Donald Trump’s first few months as president highlight the stark truth that the United States of America are more disunited than they have been since the 1860s, explains J. Walker Smith, executive chairman of Kantar Futures.
Rather than the fault-lines being between the states, in 21st Century America they are between different political belief systems.
Fast forward from last November to today: everybody is wearing outrage on their sleeves. People have pulled far apart from one another. Divides have hardened and the divide is what matters now. There is no single American culture anymore. There are now two.
We have moved from political extremism as deviation from the norm to extreme politics as business as usual. Division and confrontation have replaced diversity and negotiation as the new normal. At Kantar, we call this ‘FragmentNation’.
Americans are moving apart, in their tastes, their values, their ideologies and their lifestyles. Echo chambers are not just social media; they have become physical spaces. Increasingly, people are choosing to live in like-minded communities, places where everybody votes alike.
Politics, lifestyles and consumption can’t be separated anymore. Politics drives choice of brands and retailers. In the 2016 Presidential election, states with the highest penetration of Dollar Stores voted for Trump; most of those with the highest penetration of Whole Foods stores voted for Clinton.
A tweet from President Trump is enough to send company stocks soaring or crashing, while expressions of support or criticism for him draw outrage from increasingly polarised consumers and calls for brand boycotts.
GEOGRAPHICAL DIVIDE
Daily Yonder co-founder and award-winning reporter Bill Bishop has found that six in 10 people live in so-called landslide counties, essentially places where everybody votes alike. That percentage was only one-quarter of Americans in 1976. This geographic divide is reflected in the growing cultural and economic separation between cities and rural areas.
With Americans self-sorting themselves into like-minded communities, ever more marked variations in local values, attitudes and consumption patterns are emerging.
“Brands can no longer take it for granted that people will keep ideology and consumption separate”
Indeed, looking ahead, we should expect to see large metro areas acting much more like independent city-states. This kind of independence and localization is what Richard Florida, author of The Rise of the Creative Class, says will enable the two American cultures to coexist – local governance that fits local norms, not national or state governance that runs afoul of cross-community conflicts.
As cultural experience fragments, people are less comfortable in, and less accustomed to, dealing with different opinions.

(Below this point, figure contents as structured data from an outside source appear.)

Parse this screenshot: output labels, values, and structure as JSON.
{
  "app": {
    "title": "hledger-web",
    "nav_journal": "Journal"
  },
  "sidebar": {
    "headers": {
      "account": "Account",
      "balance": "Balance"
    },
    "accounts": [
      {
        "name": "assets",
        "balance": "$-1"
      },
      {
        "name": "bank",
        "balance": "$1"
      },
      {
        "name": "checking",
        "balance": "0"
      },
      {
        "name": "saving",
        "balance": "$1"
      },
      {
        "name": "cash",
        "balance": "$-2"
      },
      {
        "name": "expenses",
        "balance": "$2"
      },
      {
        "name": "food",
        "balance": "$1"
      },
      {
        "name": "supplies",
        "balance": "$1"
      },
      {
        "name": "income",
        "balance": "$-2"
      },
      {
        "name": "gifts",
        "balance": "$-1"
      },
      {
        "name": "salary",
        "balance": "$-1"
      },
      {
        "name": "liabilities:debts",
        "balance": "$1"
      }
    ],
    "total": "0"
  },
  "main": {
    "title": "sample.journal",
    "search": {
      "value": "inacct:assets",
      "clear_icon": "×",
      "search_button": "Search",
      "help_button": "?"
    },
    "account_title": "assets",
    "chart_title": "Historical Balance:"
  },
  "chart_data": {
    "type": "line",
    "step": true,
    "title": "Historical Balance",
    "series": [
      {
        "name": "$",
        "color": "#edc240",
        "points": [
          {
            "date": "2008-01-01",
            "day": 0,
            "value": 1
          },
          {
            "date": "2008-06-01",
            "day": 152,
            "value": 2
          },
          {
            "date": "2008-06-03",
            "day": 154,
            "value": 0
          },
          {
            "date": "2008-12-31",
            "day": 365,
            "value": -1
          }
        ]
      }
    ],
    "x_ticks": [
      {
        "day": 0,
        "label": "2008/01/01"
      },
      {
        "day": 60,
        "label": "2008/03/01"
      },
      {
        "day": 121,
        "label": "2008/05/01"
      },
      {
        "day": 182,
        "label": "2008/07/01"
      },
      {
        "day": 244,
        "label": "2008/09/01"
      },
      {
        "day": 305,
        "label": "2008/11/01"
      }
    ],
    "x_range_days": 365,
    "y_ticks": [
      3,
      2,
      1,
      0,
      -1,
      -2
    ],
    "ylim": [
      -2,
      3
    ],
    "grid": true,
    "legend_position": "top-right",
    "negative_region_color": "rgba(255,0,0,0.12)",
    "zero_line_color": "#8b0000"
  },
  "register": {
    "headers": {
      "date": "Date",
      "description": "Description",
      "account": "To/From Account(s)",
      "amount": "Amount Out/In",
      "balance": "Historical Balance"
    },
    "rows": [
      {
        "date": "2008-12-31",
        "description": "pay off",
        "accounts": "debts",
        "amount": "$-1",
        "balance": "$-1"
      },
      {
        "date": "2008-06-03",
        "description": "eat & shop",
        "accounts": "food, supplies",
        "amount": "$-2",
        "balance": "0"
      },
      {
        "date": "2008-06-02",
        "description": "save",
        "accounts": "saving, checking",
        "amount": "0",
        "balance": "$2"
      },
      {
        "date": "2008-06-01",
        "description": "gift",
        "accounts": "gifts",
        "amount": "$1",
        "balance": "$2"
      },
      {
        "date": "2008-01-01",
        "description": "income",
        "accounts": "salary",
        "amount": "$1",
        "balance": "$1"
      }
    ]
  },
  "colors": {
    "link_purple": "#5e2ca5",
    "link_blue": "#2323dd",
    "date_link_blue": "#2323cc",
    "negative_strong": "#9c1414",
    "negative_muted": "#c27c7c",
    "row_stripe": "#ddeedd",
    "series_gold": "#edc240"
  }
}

People believe in a particular narrative, whether left, right or middle, and they see the world through that lens. Contrary information won’t burst any bubbles. People consume and share news and information that reinforce their beliefs.
It’s not about facts or fake news. It’s about narratives.
MOTIVATED NUMERACY
There’s a study that demonstrates this brilliantly. A group of people with strong math skills were given a math problem to solve. When they were told the math problem was about skin treatment, Democrats and Republicans tended to perform alike. But when the exact same math problem was said to be about gun control, people were all over the board in getting it wrong. The researchers called this “motivated numeracy” – which translates as adding up the numbers in ways that fit their ideology or cultural values.
There’s no point in trying to pop a bubble with a data point. Instead, the task is to tell stories that resonate, to frame the facts in ways that are consistent with narratives, not contradictory. People will change their minds only when they don’t have to change their narratives.
Likewise, marketing communications that don’t fit culture won’t compute. One of the key challenges facing companies today is making meaningful connections with consumers in an environment that has fragmented into highly polarized camps and in which politics has suddenly emerged as a reason to buy, or not to buy.
Some brands may decide that their best strategy is to align themselves more tightly with the values of their core audiences. Other brands, though, may try and rise above division, creating platforms that celebrate underlying beliefs that Americans share and agree on, thus encouraging tolerance of other, opposing views.
But that’s going to be a tricky balancing act because it will put brands at risk of becoming the politeness police, refereeing the public commons to make sure people play well together.
There have always been cultural divides in America, but rarely have they been as divisive as today. Tolerance and mutual respect are in short supply. Brands can no longer take it for granted that people will keep ideology and consumption separate. Brands must pay attention to politics as never before, because politics is now consumption, too.